Juniper Vale
A Cozy Mystery Set in Hill Country: What I Research
June 12, 2026
Featuring: Sweet Tea and Skeletons

People ask me where the mysteries in my Hill Country novels come from. The answer is simple: I listen. Every diner has a table where the same five people sit every morning, and they know everything about everyone. Every church potluck is a confessional disguised as casserole. Every ranch gate that swings open is the beginning of a story.
Small Towns Hold Secrets
Sweet Tea and Skeletons is built on something I learned as a community journalist: small towns don't keep secrets. They keep them close, they tell them sideways, they wrap them in euphemism and politeness—but they circulate.

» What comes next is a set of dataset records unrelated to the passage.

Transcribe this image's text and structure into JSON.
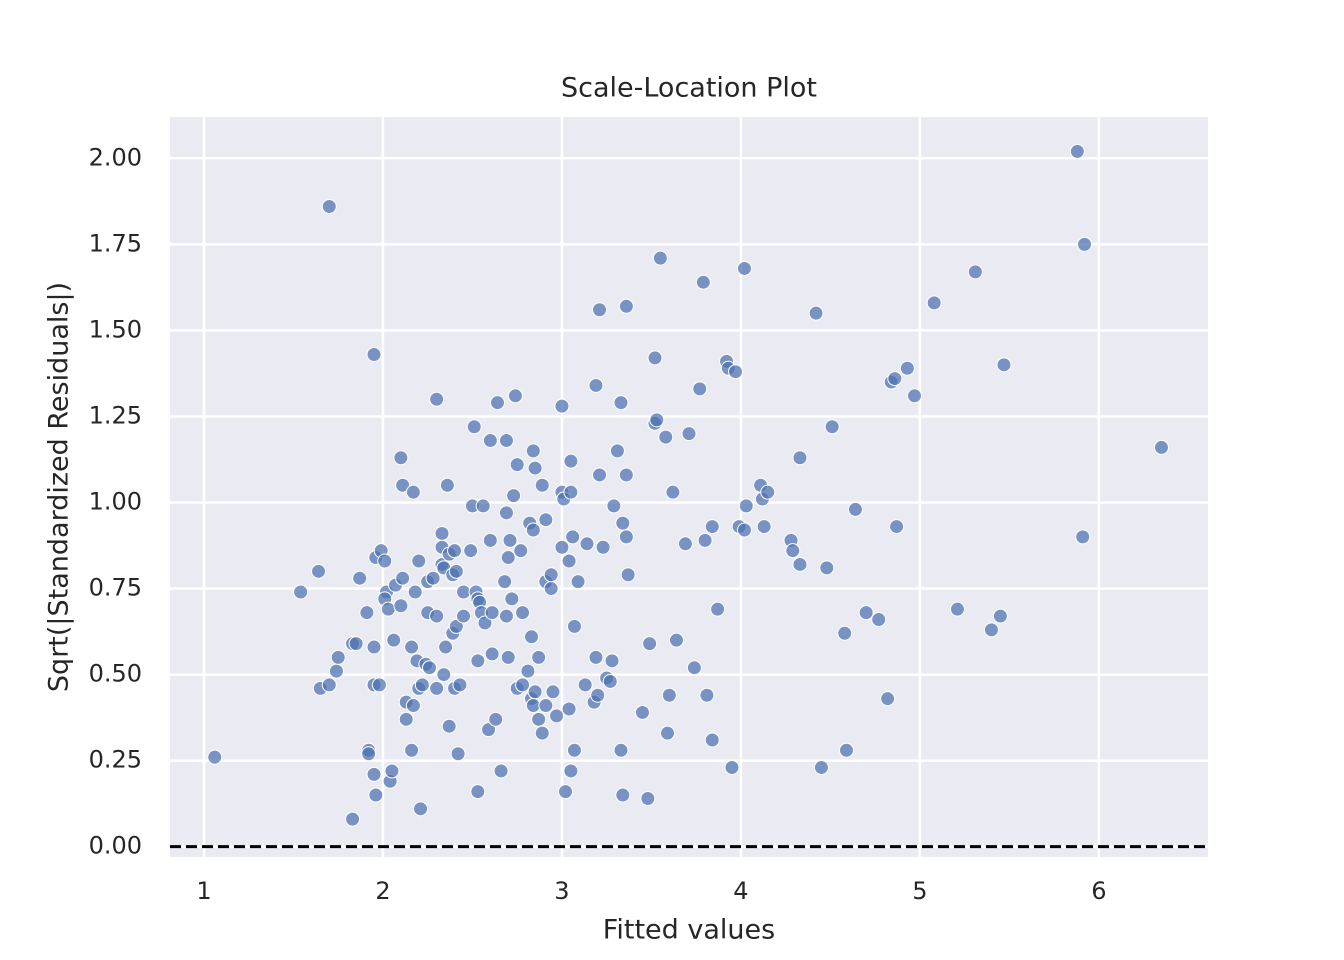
{
  "chart_data": {
    "type": "scatter",
    "title": "Scale-Location Plot",
    "x_label": "Fitted values",
    "y_label": "Sqrt(|Standardized Residuals|)",
    "color": "#4c72b0",
    "grid": true,
    "background": "#eaeaf2",
    "reference_line": {
      "y": 0,
      "color": "#000000",
      "style": "dashed"
    },
    "xlim": [
      0.81,
      6.61
    ],
    "ylim": [
      -0.03,
      2.12
    ],
    "xticks": [
      1,
      2,
      3,
      4,
      5,
      6
    ],
    "yticks": [
      {
        "value": 0,
        "label": "0.00"
      },
      {
        "value": 0.25,
        "label": "0.25"
      },
      {
        "value": 0.5,
        "label": "0.50"
      },
      {
        "value": 0.75,
        "label": "0.75"
      },
      {
        "value": 1,
        "label": "1.00"
      },
      {
        "value": 1.25,
        "label": "1.25"
      },
      {
        "value": 1.5,
        "label": "1.50"
      },
      {
        "value": 1.75,
        "label": "1.75"
      },
      {
        "value": 2,
        "label": "2.00"
      }
    ],
    "x": [
      1.06,
      1.54,
      1.64,
      1.7,
      1.65,
      1.7,
      1.74,
      1.75,
      1.83,
      1.85,
      1.87,
      1.83,
      1.91,
      1.92,
      1.92,
      1.95,
      1.95,
      1.95,
      1.98,
      1.95,
      1.96,
      1.96,
      1.99,
      2.01,
      2.02,
      2.01,
      2.03,
      2.04,
      2.05,
      2.06,
      2.07,
      2.1,
      2.11,
      2.1,
      2.11,
      2.13,
      2.13,
      2.16,
      2.17,
      2.16,
      2.17,
      2.18,
      2.2,
      2.19,
      2.21,
      2.2,
      2.22,
      2.24,
      2.25,
      2.25,
      2.26,
      2.28,
      2.3,
      2.3,
      2.3,
      2.33,
      2.33,
      2.33,
      2.34,
      2.34,
      2.35,
      2.36,
      2.37,
      2.37,
      2.39,
      2.39,
      2.4,
      2.41,
      2.41,
      2.4,
      2.43,
      2.42,
      2.45,
      2.45,
      2.5,
      2.49,
      2.51,
      2.52,
      2.53,
      2.53,
      2.53,
      2.54,
      2.55,
      2.56,
      2.57,
      2.59,
      2.6,
      2.6,
      2.61,
      2.61,
      2.63,
      2.64,
      2.66,
      2.69,
      2.69,
      2.68,
      2.69,
      2.7,
      2.7,
      2.71,
      2.72,
      2.73,
      2.74,
      2.75,
      2.77,
      2.75,
      2.78,
      2.78,
      2.81,
      2.82,
      2.83,
      2.83,
      2.84,
      2.85,
      2.84,
      2.84,
      2.85,
      2.87,
      2.87,
      2.89,
      2.89,
      2.91,
      2.91,
      2.91,
      2.94,
      2.94,
      2.95,
      2.97,
      3.0,
      3.0,
      3.0,
      3.01,
      3.02,
      3.04,
      3.04,
      3.05,
      3.05,
      3.05,
      3.06,
      3.07,
      3.07,
      3.09,
      3.13,
      3.14,
      3.18,
      3.19,
      3.19,
      3.2,
      3.21,
      3.21,
      3.23,
      3.25,
      3.27,
      3.28,
      3.29,
      3.31,
      3.33,
      3.33,
      3.34,
      3.34,
      3.36,
      3.36,
      3.36,
      3.37,
      3.45,
      3.48,
      3.49,
      3.52,
      3.52,
      3.53,
      3.55,
      3.58,
      3.59,
      3.6,
      3.62,
      3.64,
      3.69,
      3.71,
      3.74,
      3.77,
      3.79,
      3.8,
      3.81,
      3.84,
      3.84,
      3.87,
      3.92,
      3.93,
      3.95,
      3.97,
      3.99,
      4.02,
      4.02,
      4.03,
      4.11,
      4.12,
      4.13,
      4.15,
      4.28,
      4.29,
      4.33,
      4.33,
      4.42,
      4.45,
      4.48,
      4.51,
      4.58,
      4.59,
      4.64,
      4.7,
      4.77,
      4.82,
      4.84,
      4.86,
      4.87,
      4.93,
      4.97,
      5.08,
      5.21,
      5.31,
      5.4,
      5.45,
      5.47,
      5.88,
      5.92,
      5.91,
      6.35
    ],
    "values": [
      0.26,
      0.74,
      0.8,
      1.86,
      0.46,
      0.47,
      0.51,
      0.55,
      0.59,
      0.59,
      0.78,
      0.08,
      0.68,
      0.28,
      0.27,
      1.43,
      0.58,
      0.47,
      0.47,
      0.21,
      0.15,
      0.84,
      0.86,
      0.83,
      0.74,
      0.72,
      0.69,
      0.19,
      0.22,
      0.6,
      0.76,
      1.13,
      1.05,
      0.7,
      0.78,
      0.42,
      0.37,
      0.28,
      1.03,
      0.58,
      0.41,
      0.74,
      0.83,
      0.54,
      0.11,
      0.46,
      0.47,
      0.53,
      0.77,
      0.68,
      0.52,
      0.78,
      1.3,
      0.46,
      0.67,
      0.91,
      0.82,
      0.87,
      0.81,
      0.5,
      0.58,
      1.05,
      0.85,
      0.35,
      0.79,
      0.62,
      0.86,
      0.8,
      0.64,
      0.46,
      0.47,
      0.27,
      0.74,
      0.67,
      0.99,
      0.86,
      1.22,
      0.74,
      0.54,
      0.16,
      0.72,
      0.71,
      0.68,
      0.99,
      0.65,
      0.34,
      0.89,
      1.18,
      0.56,
      0.68,
      0.37,
      1.29,
      0.22,
      1.18,
      0.97,
      0.77,
      0.67,
      0.55,
      0.84,
      0.89,
      0.72,
      1.02,
      1.31,
      1.11,
      0.86,
      0.46,
      0.47,
      0.68,
      0.51,
      0.94,
      0.43,
      0.61,
      0.41,
      1.1,
      1.15,
      0.92,
      0.45,
      0.55,
      0.37,
      1.05,
      0.33,
      0.95,
      0.41,
      0.77,
      0.75,
      0.79,
      0.45,
      0.38,
      1.28,
      1.03,
      0.87,
      1.01,
      0.16,
      0.4,
      0.83,
      1.12,
      0.22,
      1.03,
      0.9,
      0.64,
      0.28,
      0.77,
      0.47,
      0.88,
      0.42,
      1.34,
      0.55,
      0.44,
      1.08,
      1.56,
      0.87,
      0.49,
      0.48,
      0.54,
      0.99,
      1.15,
      1.29,
      0.28,
      0.15,
      0.94,
      0.9,
      1.08,
      1.57,
      0.79,
      0.39,
      0.14,
      0.59,
      1.42,
      1.23,
      1.24,
      1.71,
      1.19,
      0.33,
      0.44,
      1.03,
      0.6,
      0.88,
      1.2,
      0.52,
      1.33,
      1.64,
      0.89,
      0.44,
      0.93,
      0.31,
      0.69,
      1.41,
      1.39,
      0.23,
      1.38,
      0.93,
      1.68,
      0.92,
      0.99,
      1.05,
      1.01,
      0.93,
      1.03,
      0.89,
      0.86,
      1.13,
      0.82,
      1.55,
      0.23,
      0.81,
      1.22,
      0.62,
      0.28,
      0.98,
      0.68,
      0.66,
      0.43,
      1.35,
      1.36,
      0.93,
      1.39,
      1.31,
      1.58,
      0.69,
      1.67,
      0.63,
      0.67,
      1.4,
      2.02,
      1.75,
      0.9,
      1.16
    ]
  }
}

My amateur sleuth isn't investigating alone. She's embedded in a community where everyone has motive, means, and the good sense not to admit it directly. The mystery unfolds not in interrogation rooms, but in the space between what people say and what they mean.
Why Cozy Means Authentic
Cozy mysteries don't need violence on the page to have stakes. They need community. They need the understanding that when someone dies, the person who finds the body still has to face these people every day—at church, at the feed store, at the diner where everyone watches.
In Hill Country, everyone is your neighbor. That's the real tension.
The Craft of Setting
I spend time in the places I write. I sit on porches at sunset. I go to county fairs. I listen to how people talk—the idioms, the pauses, the things left unsaid. Hill Country has a rhythm and a vocabulary, and if you don't capture both, the mystery falls flat.
My horses listen to me plot. My barn cat judges my dialogue. This isn't just where I set my stories—it's where I solve them.
A Mystery You'll Actually Care About
If you read Sweet Tea and Skeletons, you'll meet people who feel real because they're built from observation, not tropes. You'll solve a mystery alongside someone who knows the cost of being wrong. And you'll understand why, in a small town, the kindest thing someone can do is ask the hard questions.